The panel also noted in its report that the proposed rapid growth of seven initiatives, spearheaded by recently departed director Subra Suresh, could draw focus away from the NSF’s core programs. In particular, the panel recommended reallocating funds away from the so-called OneNSF program—an initiative intended to support inter-disciplinary research projects and foster international collaborations.
The spending committee, while pointing out the strengths of NSF’s education programs, also took issue with the Obama administration’s plan to make the NSF the cornerstone of all of the federal agency’s graduate-training programs in science, technology, engineering, and mathematics (STEM).
The current changes could have far-reaching implications, though one senses that with so much money on the table, Chris Palmer’s article isn’t the place to begin spelling it out. No comments so far but the story is only dated July 22, 2013.
A layperson wonders whether the U.S. government intends to do to the life sciences what it did to NASA, in assigning to that agency such responsibilities as reaching out to Muslims and addressing climate change.
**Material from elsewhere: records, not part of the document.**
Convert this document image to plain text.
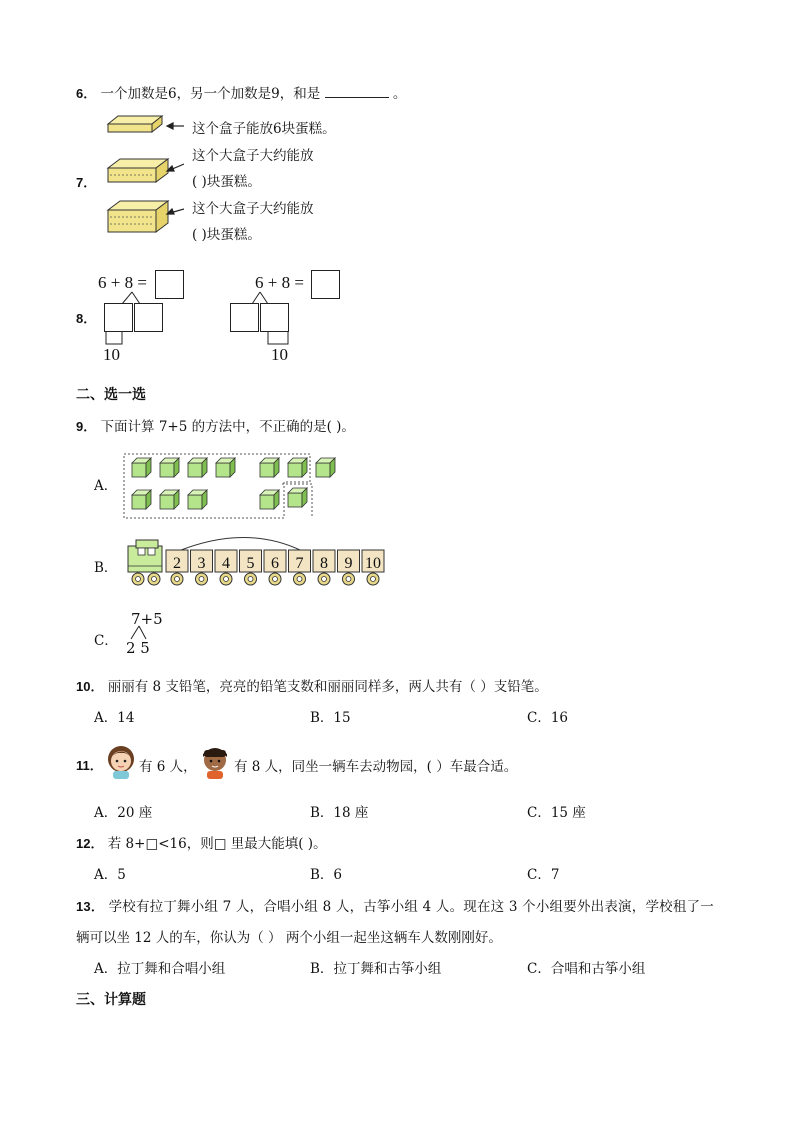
6． 一个加数是6，另一个加数是9，和是	。
7．
这个盒子能放6块蛋糕。
这个大盒子大约能放
( )块蛋糕。
这个大盒子大约能放
( )块蛋糕。
8．
6 + 8 =
10
6 + 8 =
10
二、选一选
9． 下面计算 7+5 的方法中，不正确的是( )。
A．
B．	2 3 4 5 6 7 8 9 10
C．
7+5
2 5
10． 丽丽有 8 支铅笔，亮亮的铅笔支数和丽丽同样多，两人共有（ ）支铅笔。
A．14	B．15	C．16
11．	有 6 人，	有 8 人，同坐一辆车去动物园，( ）车最合适。
A．20 座	B．18 座	C．15 座
12． 若 8+□<16，则□ 里最大能填( )。
A．5	B．6	C．7
13． 学校有拉丁舞小组 7 人，合唱小组 8 人，古筝小组 4 人。现在这 3 个小组要外出表演，学校租了一
辆可以坐 12 人的车，你认为（ ） 两个小组一起坐这辆车人数刚刚好。
A．拉丁舞和合唱小组	B．拉丁舞和古筝小组	C．合唱和古筝小组
三、计算题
These may be basic issues, of course, but they are not NASA core competencies. Also, “inter-disciplinary” can be a strength, but it can also be a code word for “soft,” to the extent that competence in specific disciplines gets diluted. “International collaboration” can similarly mean that everyone must listen to people who have not yet earned prominence but merely been assigned it because they are, say, the representatives from the Republic of Outer Westapple.
These are not dire predictions, merely statements of inevitable risk.
One problem, from the ID community’s perspective, is that there are some serious discussions we need to have about just what is going on with recent genetics findings and claims about origins (conflicts between molecular biology and the fossil record, for example). Such discussions are likely to be put off when everyone is playing politics around funding allocation issues.